Links and Comments: About Vaccine Denial

» New York Times [and elsewhere, it’s syndicated], Frank Bruni, The Vaccine Lunacy:

We’re a curious species, and sometimes a sad one, chasing knowledge only to deny it, making progress only to turn away from its benefits.

And

We rightly govern what people can and can’t do with guns, seatbelts, drugs and so much more, all in the interest not just of their welfare but of everybody’s.

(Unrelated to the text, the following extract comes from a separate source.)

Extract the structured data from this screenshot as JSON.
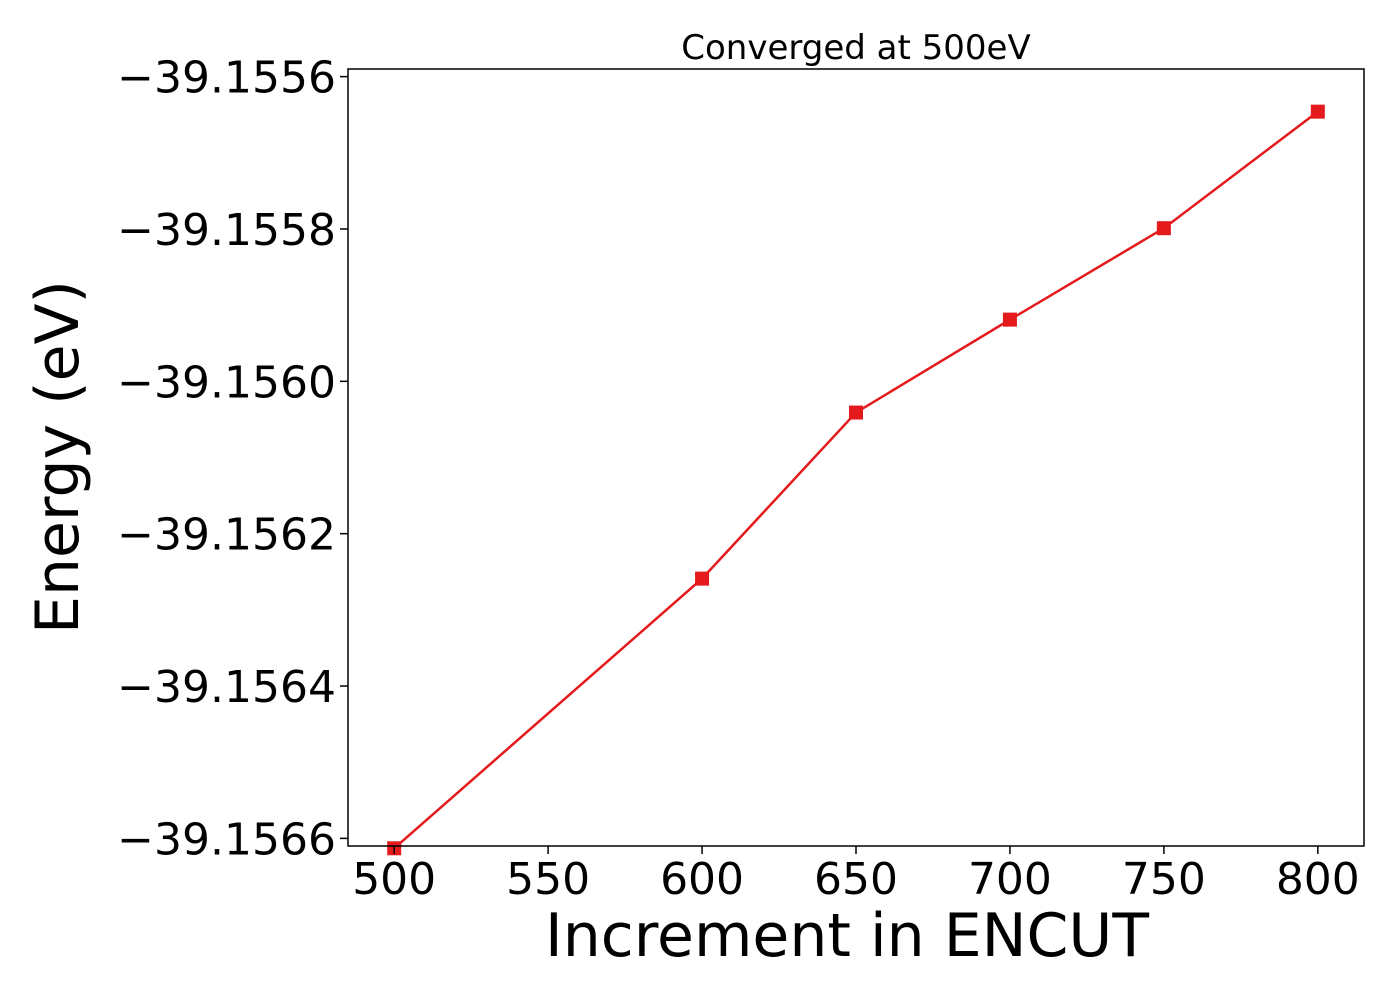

Are we being dangerously remiss when it comes to making them wear the necessary armor against illnesses that belong in history books?

» NPR, Shankar Vedantam: The Psychology Behind Why Some Kids Go Unvaccinated

The more interesting articles recently aren’t about accusing “vaccination skeptics” of being lunatics, or of being irresponsible, but of trying to understand what their motivations are (some of whom are even high-income, supposedly well-educated folks in West Coast liberal enclaves, like Marin County).

Slate has this by Phil Plait: Disneyland, Measles, and Blame

I for one try not to castigate parents for this. What people forget is that most parents who don’t vaccinate aren’t dumb, and they don’t think they’re being selfish. They simply love their children, and don’t want them to be hurt. This belief is quite mistaken, of course, but it doesn’t change the fact that they believe it.

The NPR item is audio and I’m not going to try to transcribe, but it’s about how to and how not to persuade vaccination skeptics – reasoning and evidence don’t work. It’s about building relationships and trust. Otherwise it’s more important to them to conform to the narrative of their community/tribe [Vedantam actually uses the word tribe]. And (and I’m conflating this item with another report on BBC later today) the need among certain people, including those high-income liberals, to feel superior to those elitist scientist eggheads and medical professionals who must have something to hide. The need to be special; the need to remain pure. Oh, and of course suspicion that any government mandate is tantamount to socialism, ick! Some people are happy to let kids, even their own kids, get measles, because freedom!

On that note, this, also from Slate: Republicans put liberty ahead of life. Title says all.

And in Slate’s series about how news events like this would be covered by American media if they happened in other countries: Traditional Beliefs and Distrust of Authority Fueling Disease Outbreak:

Despite funding cuts that have impacted the country’s byzantine and often insufficient health care infrastructure, vaccines against measles and other diseases are widely available. But in most regions of the country, they are optional, and many parents—under the influence of celebrities, political ideologues, and radical clerics—choose not to have their children vaccinated, due to the mistaken belief that the vaccines are dangerous. As a result, this prosperous nation now has a lower vaccination rate than Zimbabwe

File all this under narrative is more important than reality. (This is how this subject fits into my narrative — see provisional conclusions — for which I’m having no trouble finding real world evidence.)